At the Beinecke Rare Book and Manuscript Library Tuesday afternoon, 11 undergraduate and graduate students read their original poetry for an audience of about 60 people. The works touched on nostalgic memories of the poets’ childhoods, paintings at the Yale University Art Gallery and yearning for the beauty of the Midwest, among other themes. Most of the readers recited their pieces at a slow and deliberate pace, and many of the poems were precise and understated — similar to the style of Stevens and other Modernist poets.

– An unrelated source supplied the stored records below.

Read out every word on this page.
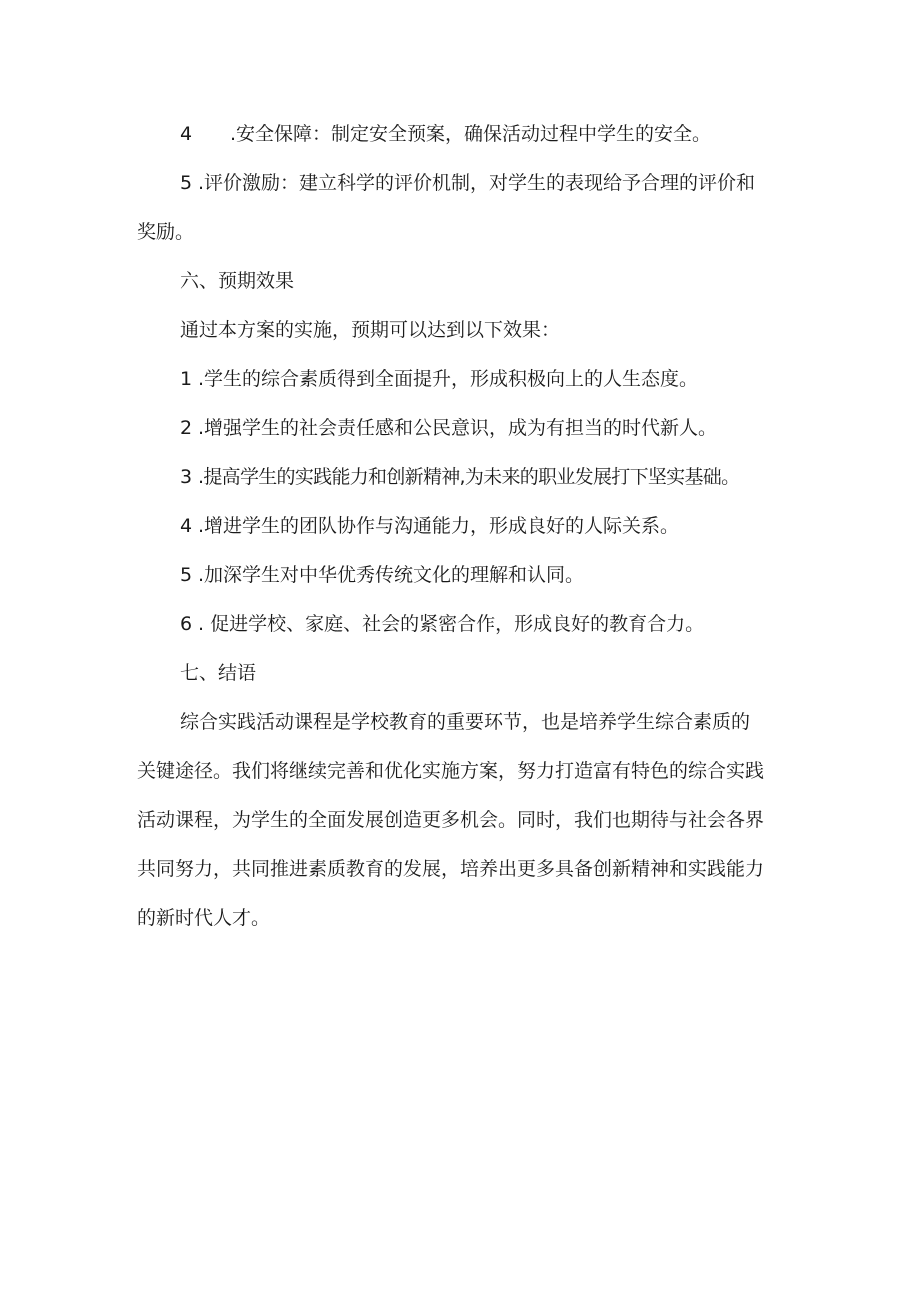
4 .安全保障：制定安全预案，确保活动过程中学生的安全。
5 .评价激励：建立科学的评价机制，对学生的表现给予合理的评价和
奖励。
六、预期效果
通过本方案的实施，预期可以达到以下效果：
1 .学生的综合素质得到全面提升，形成积极向上的人生态度。
2 .增强学生的社会责任感和公民意识，成为有担当的时代新人。
3 .提高学生的实践能力和创新精神,为未来的职业发展打下坚实基础。
4 .增进学生的团队协作与沟通能力，形成良好的人际关系。
5 .加深学生对中华优秀传统文化的理解和认同。
6 . 促进学校、家庭、社会的紧密合作，形成良好的教育合力。
七、结语
综合实践活动课程是学校教育的重要环节，也是培养学生综合素质的
关键途径。我们将继续完善和优化实施方案，努力打造富有特色的综合实践
活动课程，为学生的全面发展创造更多机会。同时，我们也期待与社会各界
共同努力，共同推进素质教育的发展，培养出更多具备创新精神和实践能力
的新时代人才。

“Father and child walk into the wood / calling the great-horned owl,” wrote Laura Marris ’10 in the poem “January.” The poem ends with the child studying the ground and shadows, as light waxes and wanes from a moon they cannot see. In “Westward,” the other poem Marris read, it is “so early the gulls can eat their garbage unmolested.”
In both poems, Marris, an English major writing her thesis on Wallace Stevens, creates an air of stillness and emphasizes the commonplace.
Many of the poets read poems about history, art or other academic subjects, probably drawn from their classes, Marris noted.
“Poetry is the landscape of what one sees,” she said. “In the reading, we saw the collegiate landscape.”
Alice Baumgartner ’10 read two works that she said were inspired by the Midwest, where she grew up. In the poem “The Snake Hunt,” she spoke of a beauty queen “pale-skinned, tight-lipped, narrow waist” who “holds the cotton skirt in her sunburnt hands.” The roads in the poem are lined with “telephone poles like clothespins / on a line.”
Baumgartner (a columnist for the News) cited Elizabeth Bishop, Deborah Digges and Brigit Pegeen Kelly as three of her favorite poets. While she said she likes Stevens, she said she prefers these other writers, whose styles are still somewhat in keeping with the American Modernist tradition.
Rosanna Oh ’10 read two works, “Landscape with Monk and Sea” and “Two Bulls Fighting,” inspired by paintings.
“Though it is unclear whether the single figure in the painting / stands up on a high rock or a grassy dune, / a man is facing the sea,” Oh wrote.
Justin Sider GRD ’14 read one work inspired by Russian director Andrei Tarkovsky and one called, “A Secret Diary,” inspired in part by “Daily Themes,” the English class for which he tutors.
“It’s possible that there’s a lingering Stevens effect in a lot of students’ writing,” said Sider, who is working on a doctoral dissertation Wallace Stevens.
Edgar Garcia GRD ’14, a graduate student in English who also tutors for “Daily Themes,” said he saw a great deal of modesty and sentimental intellectualism in the work at the reading.
“There’s a real desire to respect the integrity of the poetic line,” he said. “It would be interesting to see more poets break that or do something wilder.”
Garcia said he was a fan of Ezra Pound and Walt Whitman and was “not a Stevensian.” He added, “You can put that in all caps.”